C43D-0429:
Snow Never Falls on Satellite Radiometers: A Compelling Alternative to Ground Observations
Abstract:
Snowmelt is an important source of surface water for ecosystems, river flow, drinking water, and production of hydroelectric power. Thus accurate modeling of snow accumulation and melt is needed to improve our understanding of the impact of climate change on mountain snowpack and for use in water resource forecasting and management decisions. One of the largest potential sources of uncertainty in modeling mountain snow is the net radiative flux. This is because while net irradiance makes up the majority of the surface energy balance, it is one of the most difficult forcings to measure at remote mountain locations.Here we investigate the use of irradiances derived from satellite measurements in the place of surface observations.

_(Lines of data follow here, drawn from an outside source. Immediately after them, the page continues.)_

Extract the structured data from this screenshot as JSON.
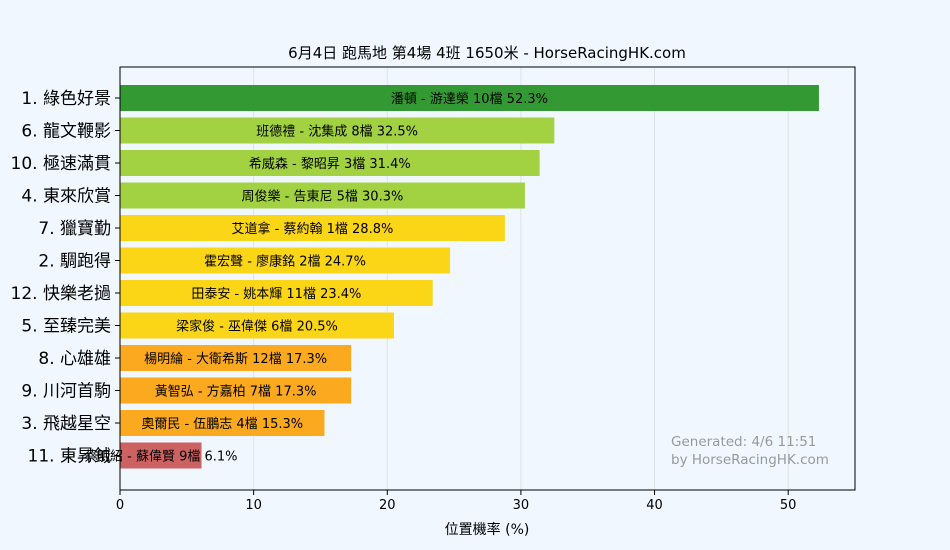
{
  "chart_data": {
    "type": "bar",
    "orientation": "horizontal",
    "title": "6月4日  跑馬地  第4場  4班  1650米 - HorseRacingHK.com",
    "xlabel": "位置機率 (%)",
    "ylabel": "",
    "xlim": [
      0,
      55
    ],
    "xticks": [
      "0",
      "10",
      "20",
      "30",
      "40",
      "50"
    ],
    "grid": true,
    "categories": [
      "1. 綠色好景",
      "6. 龍文鞭影",
      "10. 極速滿貫",
      "4. 東來欣賞",
      "7. 獵寶勤",
      "2. 騆跑得",
      "12. 快樂老撾",
      "5. 至臻完美",
      "8. 心雄雄",
      "9. 川河首駒",
      "3. 飛越星空",
      "11. 東昇鉞"
    ],
    "values": [
      52.3,
      32.5,
      31.4,
      30.3,
      28.8,
      24.7,
      23.4,
      20.5,
      17.3,
      17.3,
      15.3,
      6.1
    ],
    "bar_labels": [
      "潘頓 - 游達榮 10檔  52.3%",
      "班德禮 - 沈集成 8檔  32.5%",
      "希威森 - 黎昭昇 3檔  31.4%",
      "周俊樂 - 告東尼 5檔  30.3%",
      "艾道拿 - 蔡約翰 1檔  28.8%",
      "霍宏聲 - 廖康銘 2檔  24.7%",
      "田泰安 - 姚本輝 11檔  23.4%",
      "梁家俊 - 巫偉傑 6檔  20.5%",
      "楊明綸 - 大衛希斯 12檔  17.3%",
      "黃智弘 - 方嘉柏 7檔  17.3%",
      "奧爾民 - 伍鵬志 4檔  15.3%",
      "蔡明紹 - 蘇偉賢 9檔  6.1%"
    ],
    "bar_colors": [
      "#339933",
      "#a2d242",
      "#a2d242",
      "#a2d242",
      "#fbd617",
      "#fbd617",
      "#fbd617",
      "#fbd617",
      "#fbaa1f",
      "#fbaa1f",
      "#fbaa1f",
      "#cd6262"
    ],
    "watermark": [
      "Generated: 4/6 11:51",
      "by HorseRacingHK.com"
    ]
  }
}
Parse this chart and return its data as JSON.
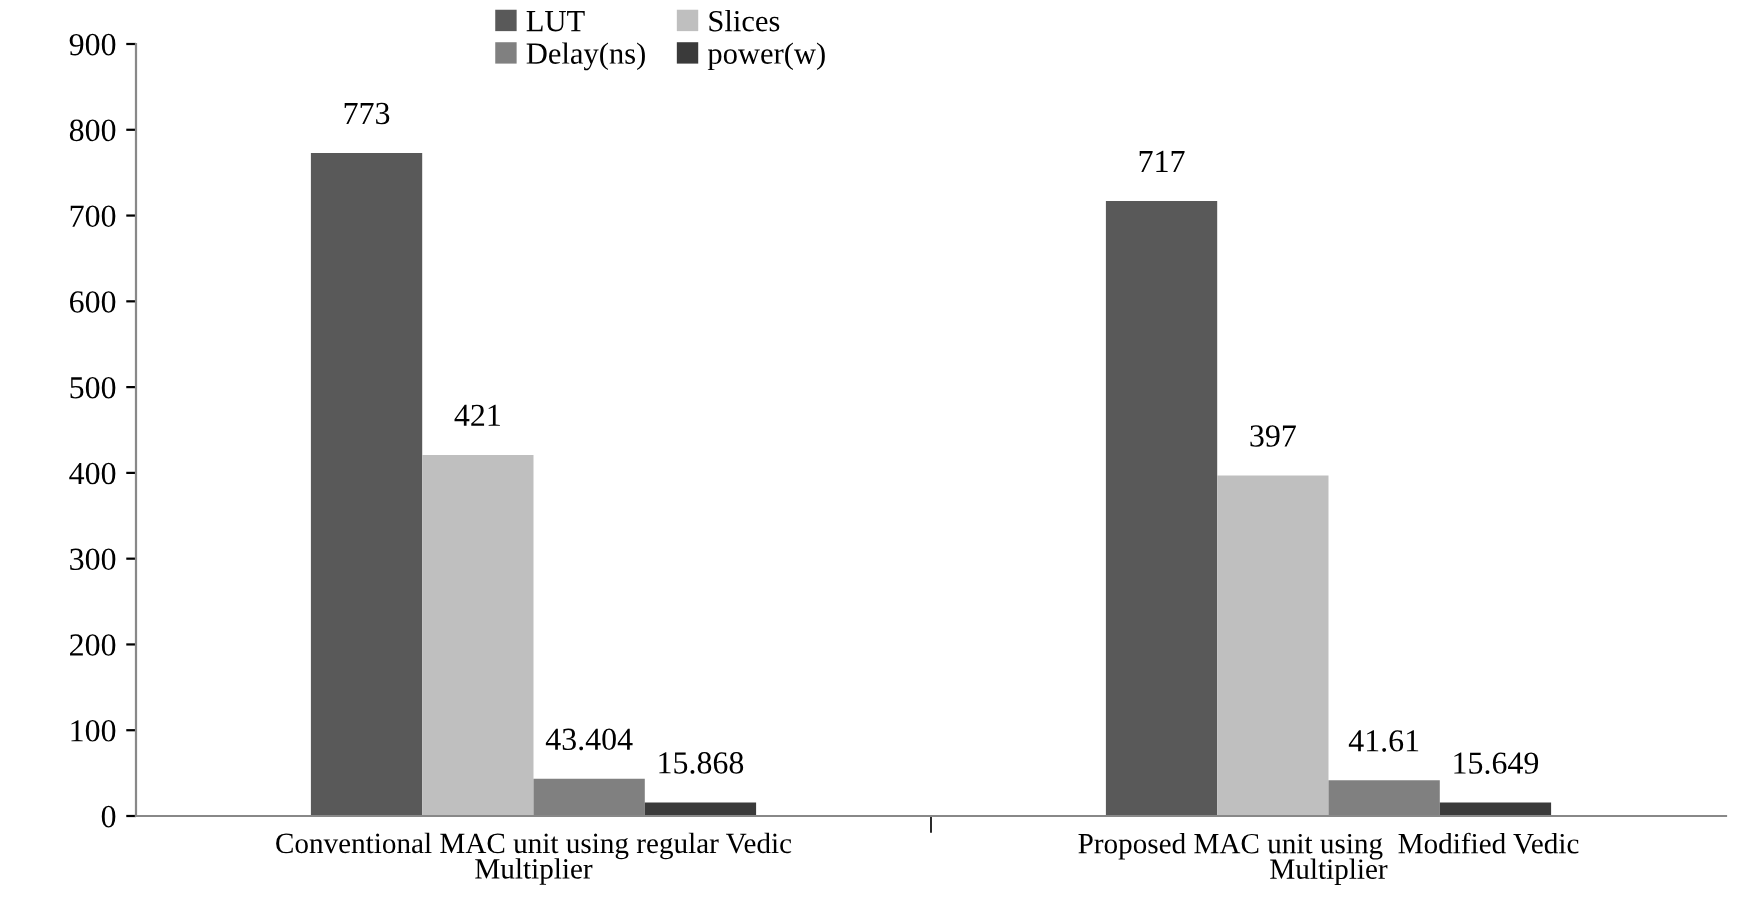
{
  "chart_data": {
    "type": "bar",
    "categories": [
      "Conventional MAC unit using regular Vedic\nMultiplier",
      "Proposed MAC unit using  Modified Vedic\nMultiplier"
    ],
    "series": [
      {
        "name": "LUT",
        "color": "#595959",
        "values": [
          773,
          717
        ]
      },
      {
        "name": "Slices",
        "color": "#bfbfbf",
        "values": [
          421,
          397
        ]
      },
      {
        "name": "Delay(ns)",
        "color": "#808080",
        "values": [
          43.404,
          41.61
        ]
      },
      {
        "name": "power(w)",
        "color": "#3a3a3a",
        "values": [
          15.868,
          15.649
        ]
      }
    ],
    "ylim": [
      0,
      900
    ],
    "yticks": [
      0,
      100,
      200,
      300,
      400,
      500,
      600,
      700,
      800,
      900
    ],
    "data_labels": true,
    "grid": false,
    "legend": "top"
  }
}
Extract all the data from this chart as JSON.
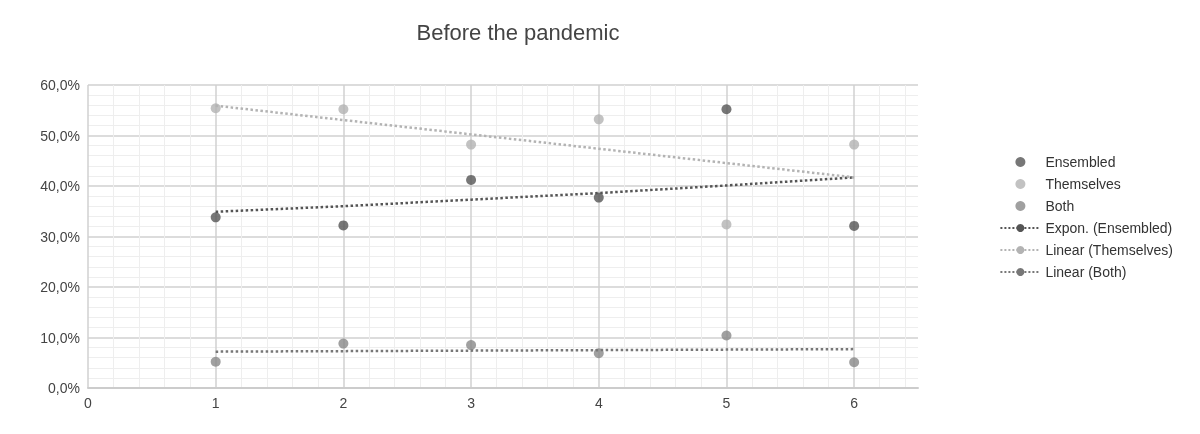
{
  "chart_data": {
    "type": "scatter",
    "title": "Before the pandemic",
    "series": [
      {
        "name": "Ensembled",
        "color": "#555555",
        "x": [
          1,
          2,
          3,
          4,
          5,
          6
        ],
        "values": [
          33.8,
          32.2,
          41.2,
          37.7,
          55.2,
          32.1
        ]
      },
      {
        "name": "Themselves",
        "color": "#b3b3b3",
        "x": [
          1,
          2,
          3,
          4,
          5,
          6
        ],
        "values": [
          55.4,
          55.2,
          48.2,
          53.2,
          32.4,
          48.2
        ]
      },
      {
        "name": "Both",
        "color": "#888888",
        "x": [
          1,
          2,
          3,
          4,
          5,
          6
        ],
        "values": [
          5.2,
          8.8,
          8.5,
          6.9,
          10.4,
          5.1
        ]
      },
      {
        "name": "Expon. (Ensembled)",
        "type": "line",
        "marker": "none",
        "line_style": "dotted",
        "color": "#555555",
        "x": [
          1,
          2,
          3,
          4,
          5,
          6
        ],
        "values": [
          34.9,
          36.0,
          37.3,
          38.6,
          40.1,
          41.7
        ]
      },
      {
        "name": "Linear (Themselves)",
        "type": "line",
        "marker": "none",
        "line_style": "dotted",
        "color": "#b3b3b3",
        "x": [
          1,
          6
        ],
        "values": [
          55.9,
          41.7
        ]
      },
      {
        "name": "Linear (Both)",
        "type": "line",
        "marker": "none",
        "line_style": "dotted",
        "color": "#777777",
        "x": [
          1,
          6
        ],
        "values": [
          7.2,
          7.7
        ]
      }
    ],
    "marker": "circle",
    "xlim": [
      0,
      6.5
    ],
    "xticks": [
      0,
      1,
      2,
      3,
      4,
      5,
      6
    ],
    "ylim": [
      0,
      60
    ],
    "yticks": [
      {
        "value": 0,
        "label": "0,0%"
      },
      {
        "value": 10,
        "label": "10,0%"
      },
      {
        "value": 20,
        "label": "20,0%"
      },
      {
        "value": 30,
        "label": "30,0%"
      },
      {
        "value": 40,
        "label": "40,0%"
      },
      {
        "value": 50,
        "label": "50,0%"
      },
      {
        "value": 60,
        "label": "60,0%"
      }
    ],
    "grid": true,
    "legend": "right"
  }
}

NASA’s Clouds and the Earth’s Radiant Energy System (CERES) SYN satellite product provides longwave and shortwave irradiances at the ground on three-hourly temporal and one degree spatial resolution.Although the low resolution of these data is a drawback, their availability over the entire globe for the full period of March 2000 through December 2010 (and beyond, as processing continues) makes them an attractive option for use in modeling. We first assessed the accuracy of the SYN downwelling solar and longwave fluxes by comparison to measurements at NOAA’s Surface Radiation Network (SURFRAD) reference stations and at remote mountain stations. The performance of several snow models of varying complexity when using SYN irradiances as forcing data was then evaluated. Simulated snow water equivalent and runoff from cases using SYN data fell in the range of those from simulations forced with irradiances from higher quality surface observations or more highly-regarded empirical methods. We therefore judge the SYN irradiances to be suitable for use in snowmelt modeling and preferable to in situ measurements of questionable quality.